The Ismaili Council for Pakistan’s SEDP introduced beekeeping in 2022 as a pilot project in the remote rural valleys of Gilgit-Baltistan and Chitral, which offered a lifeline to people in the region. It didn't just provide the bees — it conducted comprehensive training sessions that transformed novices into beekeeping experts.
“The training significantly improved my understanding and included practical demonstrations on beekeeping dos and don'ts,” Shabi Noor said.
Participants in the training gained insights into bee population dynamics, identifying different bee species, recognising queen bees, and ensuring overall bee health. With newfound knowledge and enthusiasm, beneficiaries received their bee boxes and strategically placed them in the valley's unpolluted climate, perfect for bees' foraging activities.
As a result, local residents enjoyed an increase in both honey production and economic opportunities alike. Inspired by the success, the programme team expanded the project in 2023 to benefit more individuals.
To maximise gains, SEDP also stepped in to help beneficiaries transport their honey to the Shandur Polo Festival. With careful packaging and marketing, the honey made a positive impression at the festival and sold remarkably well. This effort not only boosted income for beneficiaries but also introduced the local community to the wonders of organic honey.
What makes this honey extra-special is its purity and organic certification. It's free from additives and comes from beehives managed without synthetic chemicals, pesticides, or antibiotics. Bees collect nectar from untreated flowers, resulting in a more natural and eco-friendly product. Organic beekeeping practices prioritise the well-being of bees, their habitat, and the broader ecosystem.
It sometimes goes unnoticed that bees are essential for maintaining biodiversity and ensuring food security. Bee-pollinated crops tend to have higher yields and better-quality produce, which is especially important in the harsh mountainous climate of northern Pakistan. As such, their conservation and protection is crucial for the well-being of the planet and human society.

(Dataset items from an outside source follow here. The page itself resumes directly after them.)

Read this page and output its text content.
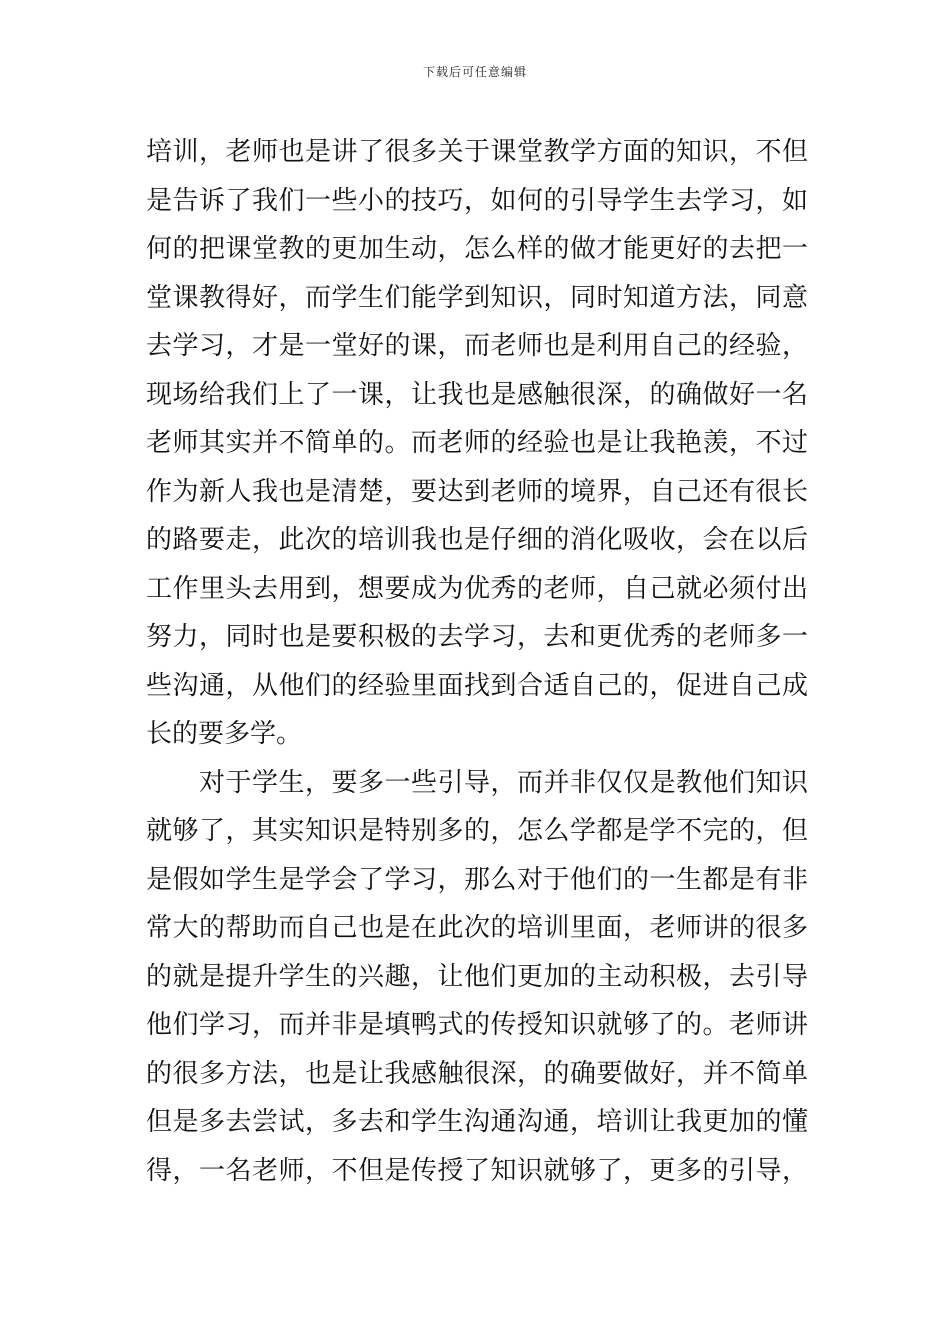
下载后可任意编辑
培训，老师也是讲了很多关于课堂教学方面的知识，不但
是告诉了我们一些小的技巧，如何的引导学生去学习，如
何的把课堂教的更加生动，怎么样的做才能更好的去把一
堂课教得好，而学生们能学到知识，同时知道方法，同意
去学习，才是一堂好的课，而老师也是利用自己的经验，
现场给我们上了一课，让我也是感触很深，的确做好一名
老师其实并不简单的。而老师的经验也是让我艳羡，不过
作为新人我也是清楚，要达到老师的境界，自己还有很长
的路要走，此次的培训我也是仔细的消化吸收，会在以后
工作里头去用到，想要成为优秀的老师，自己就必须付出
努力，同时也是要积极的去学习，去和更优秀的老师多一
些沟通，从他们的经验里面找到合适自己的，促进自己成
长的要多学。
对于学生，要多一些引导，而并非仅仅是教他们知识
就够了，其实知识是特别多的，怎么学都是学不完的，但
是假如学生是学会了学习，那么对于他们的一生都是有非
常大的帮助而自己也是在此次的培训里面，老师讲的很多
的就是提升学生的兴趣，让他们更加的主动积极，去引导
他们学习，而并非是填鸭式的传授知识就够了的。老师讲
的很多方法，也是让我感触很深，的确要做好，并不简单
但是多去尝试，多去和学生沟通沟通，培训让我更加的懂
得，一名老师，不但是传授了知识就够了，更多的引导，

In a world increasingly conscious of healthier and sustainable choices, the market for organic honey is expanding. This region has experienced economic growth for beekeepers, while promoting ecological balance and providing consumers with a taste of nature's best. Things are now looking up in Gilgit-Baltistan. “I was unemployed and in debt,” said Shabi Noor. “I am now able to repay my loans, and look after my children and their education.”
The honey from these valleys isn't just sweet; it's a symbol of transformation and sustainable living.